# Rückruf Dell Akkus



## MatMer (17 August 2006)

Guten Morgen,
da doch mehrere ein Dell Notebook haben, folgenden Links, bei uns in der Firma sind zwei Notebooks betroffen, Dell selbst weiß jedoch noch nicht wie es genau ablaufen wird mit der Rückrufaktion



http://www.winfuture.de/news,26848.html 

http://www.winfuture.de/news,26591.html


----------



## maxi (18 August 2006)

Meiner zum Glück nicht dabei


----------



## MatMer (18 August 2006)

Naja, das kann man sehen wie man will, meiner ist jetzt 2 Jahre alt, da wäre nen neuer sehr willkommen gewäsen.


----------



## nade (19 August 2006)

Also da sieht man das Del erstmal Schadensbegrenzung betreibt, was ja nicht schlecht ist, aber selber noch nicht weiß wie gerade bei älteren Geräten handhaben, weil ja die Akkus nicht gerade billig sind.
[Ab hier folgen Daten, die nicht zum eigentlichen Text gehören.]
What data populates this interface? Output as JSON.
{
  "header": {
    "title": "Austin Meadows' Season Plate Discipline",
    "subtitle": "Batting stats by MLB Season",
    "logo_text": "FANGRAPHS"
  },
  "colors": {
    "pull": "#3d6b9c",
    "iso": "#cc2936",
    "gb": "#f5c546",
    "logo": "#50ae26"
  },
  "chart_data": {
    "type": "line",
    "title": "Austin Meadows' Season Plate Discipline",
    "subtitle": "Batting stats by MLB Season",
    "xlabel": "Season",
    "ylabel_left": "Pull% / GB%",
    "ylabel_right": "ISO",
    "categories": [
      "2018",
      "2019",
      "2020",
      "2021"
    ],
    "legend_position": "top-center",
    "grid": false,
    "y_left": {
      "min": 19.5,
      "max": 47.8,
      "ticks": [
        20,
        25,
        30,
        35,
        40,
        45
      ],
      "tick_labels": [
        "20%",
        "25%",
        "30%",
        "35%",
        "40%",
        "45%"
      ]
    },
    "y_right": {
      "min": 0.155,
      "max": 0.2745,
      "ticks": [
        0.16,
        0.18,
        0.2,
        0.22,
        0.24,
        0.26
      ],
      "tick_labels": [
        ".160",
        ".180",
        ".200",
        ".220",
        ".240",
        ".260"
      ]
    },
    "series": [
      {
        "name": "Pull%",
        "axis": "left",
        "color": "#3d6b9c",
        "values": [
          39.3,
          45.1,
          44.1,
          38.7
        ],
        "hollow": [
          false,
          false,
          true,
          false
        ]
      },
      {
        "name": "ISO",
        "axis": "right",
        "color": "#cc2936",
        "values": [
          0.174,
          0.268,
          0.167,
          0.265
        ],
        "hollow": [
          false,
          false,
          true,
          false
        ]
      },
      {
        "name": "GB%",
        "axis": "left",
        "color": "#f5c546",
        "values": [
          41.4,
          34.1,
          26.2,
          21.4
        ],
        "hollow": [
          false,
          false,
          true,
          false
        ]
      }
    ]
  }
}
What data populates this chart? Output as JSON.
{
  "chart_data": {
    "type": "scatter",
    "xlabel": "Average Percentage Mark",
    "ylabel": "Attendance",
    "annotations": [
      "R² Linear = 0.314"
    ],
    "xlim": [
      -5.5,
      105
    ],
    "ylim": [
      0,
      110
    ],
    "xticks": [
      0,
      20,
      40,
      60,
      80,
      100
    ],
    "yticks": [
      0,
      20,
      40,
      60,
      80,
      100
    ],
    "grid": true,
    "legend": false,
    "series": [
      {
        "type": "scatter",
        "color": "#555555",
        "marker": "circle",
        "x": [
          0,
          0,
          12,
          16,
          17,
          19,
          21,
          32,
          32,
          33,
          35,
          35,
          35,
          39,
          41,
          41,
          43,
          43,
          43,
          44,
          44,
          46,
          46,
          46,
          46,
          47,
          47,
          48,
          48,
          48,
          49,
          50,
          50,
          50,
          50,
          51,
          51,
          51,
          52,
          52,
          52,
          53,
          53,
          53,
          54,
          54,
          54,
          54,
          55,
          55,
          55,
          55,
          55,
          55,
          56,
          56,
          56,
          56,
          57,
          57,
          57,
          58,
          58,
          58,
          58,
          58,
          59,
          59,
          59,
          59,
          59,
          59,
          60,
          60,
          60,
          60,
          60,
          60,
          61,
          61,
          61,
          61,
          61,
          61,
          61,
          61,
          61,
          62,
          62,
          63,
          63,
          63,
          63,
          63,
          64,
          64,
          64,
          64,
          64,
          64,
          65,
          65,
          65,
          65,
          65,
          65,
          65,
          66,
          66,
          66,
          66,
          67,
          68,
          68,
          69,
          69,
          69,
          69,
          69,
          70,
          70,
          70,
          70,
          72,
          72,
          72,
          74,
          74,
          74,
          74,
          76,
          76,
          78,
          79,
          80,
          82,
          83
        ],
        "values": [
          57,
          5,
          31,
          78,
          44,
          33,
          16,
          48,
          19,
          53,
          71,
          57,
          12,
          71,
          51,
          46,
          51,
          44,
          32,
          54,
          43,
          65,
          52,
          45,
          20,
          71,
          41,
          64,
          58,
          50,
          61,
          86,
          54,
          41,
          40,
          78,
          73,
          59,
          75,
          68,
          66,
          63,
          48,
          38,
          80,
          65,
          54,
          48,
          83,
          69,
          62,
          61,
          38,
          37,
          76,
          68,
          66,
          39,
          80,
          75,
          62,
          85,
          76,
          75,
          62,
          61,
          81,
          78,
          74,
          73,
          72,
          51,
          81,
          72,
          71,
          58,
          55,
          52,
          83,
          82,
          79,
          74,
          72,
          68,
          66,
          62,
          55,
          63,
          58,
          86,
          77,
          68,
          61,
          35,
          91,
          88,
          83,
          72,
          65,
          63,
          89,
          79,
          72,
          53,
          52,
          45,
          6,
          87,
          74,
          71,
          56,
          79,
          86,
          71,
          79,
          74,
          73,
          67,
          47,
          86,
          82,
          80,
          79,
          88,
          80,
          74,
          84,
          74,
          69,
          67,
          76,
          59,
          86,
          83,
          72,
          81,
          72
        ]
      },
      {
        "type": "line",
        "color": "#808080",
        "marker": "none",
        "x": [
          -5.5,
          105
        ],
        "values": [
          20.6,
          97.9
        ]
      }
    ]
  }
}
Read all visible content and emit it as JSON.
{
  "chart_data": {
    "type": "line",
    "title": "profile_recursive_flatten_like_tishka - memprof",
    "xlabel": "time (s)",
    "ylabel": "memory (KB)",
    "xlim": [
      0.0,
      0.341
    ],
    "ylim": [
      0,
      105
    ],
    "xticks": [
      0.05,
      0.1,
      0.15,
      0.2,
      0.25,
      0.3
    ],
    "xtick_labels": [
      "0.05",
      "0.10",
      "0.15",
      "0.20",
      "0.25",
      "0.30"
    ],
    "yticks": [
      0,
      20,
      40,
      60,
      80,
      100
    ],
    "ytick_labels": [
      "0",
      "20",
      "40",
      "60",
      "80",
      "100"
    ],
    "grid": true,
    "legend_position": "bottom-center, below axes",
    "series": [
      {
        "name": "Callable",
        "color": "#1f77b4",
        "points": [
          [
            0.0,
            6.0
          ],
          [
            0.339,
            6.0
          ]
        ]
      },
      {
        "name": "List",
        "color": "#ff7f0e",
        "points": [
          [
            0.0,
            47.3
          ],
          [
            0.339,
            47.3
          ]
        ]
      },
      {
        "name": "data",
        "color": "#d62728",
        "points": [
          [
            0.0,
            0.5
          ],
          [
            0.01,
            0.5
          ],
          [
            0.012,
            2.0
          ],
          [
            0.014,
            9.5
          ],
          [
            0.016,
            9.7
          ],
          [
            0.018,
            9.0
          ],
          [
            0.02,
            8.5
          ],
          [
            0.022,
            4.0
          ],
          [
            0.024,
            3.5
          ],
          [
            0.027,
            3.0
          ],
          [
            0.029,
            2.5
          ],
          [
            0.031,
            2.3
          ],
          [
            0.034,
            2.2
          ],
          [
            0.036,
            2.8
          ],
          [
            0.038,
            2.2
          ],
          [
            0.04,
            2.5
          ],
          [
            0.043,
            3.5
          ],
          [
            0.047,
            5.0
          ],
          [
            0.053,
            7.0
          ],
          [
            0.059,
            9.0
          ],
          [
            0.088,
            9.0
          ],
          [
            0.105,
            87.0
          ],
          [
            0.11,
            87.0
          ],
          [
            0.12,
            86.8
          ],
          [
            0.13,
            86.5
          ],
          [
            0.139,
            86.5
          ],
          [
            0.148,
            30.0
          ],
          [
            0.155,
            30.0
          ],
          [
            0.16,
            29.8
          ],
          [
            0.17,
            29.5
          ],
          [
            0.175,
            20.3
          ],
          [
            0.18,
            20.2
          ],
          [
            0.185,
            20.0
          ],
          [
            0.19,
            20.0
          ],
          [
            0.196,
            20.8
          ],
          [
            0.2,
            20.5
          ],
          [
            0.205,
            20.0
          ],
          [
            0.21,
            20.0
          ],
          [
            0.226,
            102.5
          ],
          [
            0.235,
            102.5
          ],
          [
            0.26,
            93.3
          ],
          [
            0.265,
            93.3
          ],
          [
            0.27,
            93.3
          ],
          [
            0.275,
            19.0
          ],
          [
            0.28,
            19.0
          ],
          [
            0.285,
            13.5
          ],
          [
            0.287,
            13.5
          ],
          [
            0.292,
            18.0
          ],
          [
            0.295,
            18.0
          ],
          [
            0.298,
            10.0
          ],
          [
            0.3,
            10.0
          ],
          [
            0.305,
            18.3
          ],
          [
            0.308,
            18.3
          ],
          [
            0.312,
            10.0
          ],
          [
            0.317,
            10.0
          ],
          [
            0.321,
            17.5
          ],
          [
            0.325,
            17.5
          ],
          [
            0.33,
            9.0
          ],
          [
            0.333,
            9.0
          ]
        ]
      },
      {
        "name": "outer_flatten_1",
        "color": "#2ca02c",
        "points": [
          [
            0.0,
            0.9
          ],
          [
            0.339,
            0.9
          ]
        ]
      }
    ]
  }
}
Nur gut das ich keine Hardware von Del hab  . Kann aber sein das nicht nur ihre Geräte betroffen sind, weil nicht umsonst gibts ein Video von ner Japanerkonferenz wo jeder einen Laptop stehen hat und einer an dem zum Glück keiner saß auf einmal in einer Feuer Rauchwolke nen Satz aufm Tisch machte.


----------



## MSB (19 August 2006)

Die Selektion erfolgt in diesem Fall ausschließlich nach Akku-Typ,
NICHT nach dem Alter des Akkus.

Die Akkus um die es sich handelt sind zwisch 1.4.2004 und 1.6.2006 ausgeliefert,
und wenigstens das "erste" Datum liegt außerhalb der Akku Garantie von 1 Jahr.

Mfg
Manuel


----------



## MatMer (21 August 2006)

Ausserdem ist wohl auch Sony zu 75% der Hersteller der Akkus, was an sich für Dell und Sony nen Image Verlust sein dürfte, wenn die sich jetzt noch schlecht bei der Rückruf Aktion anstellen werden wird es ganz schlecht aussehen.


----------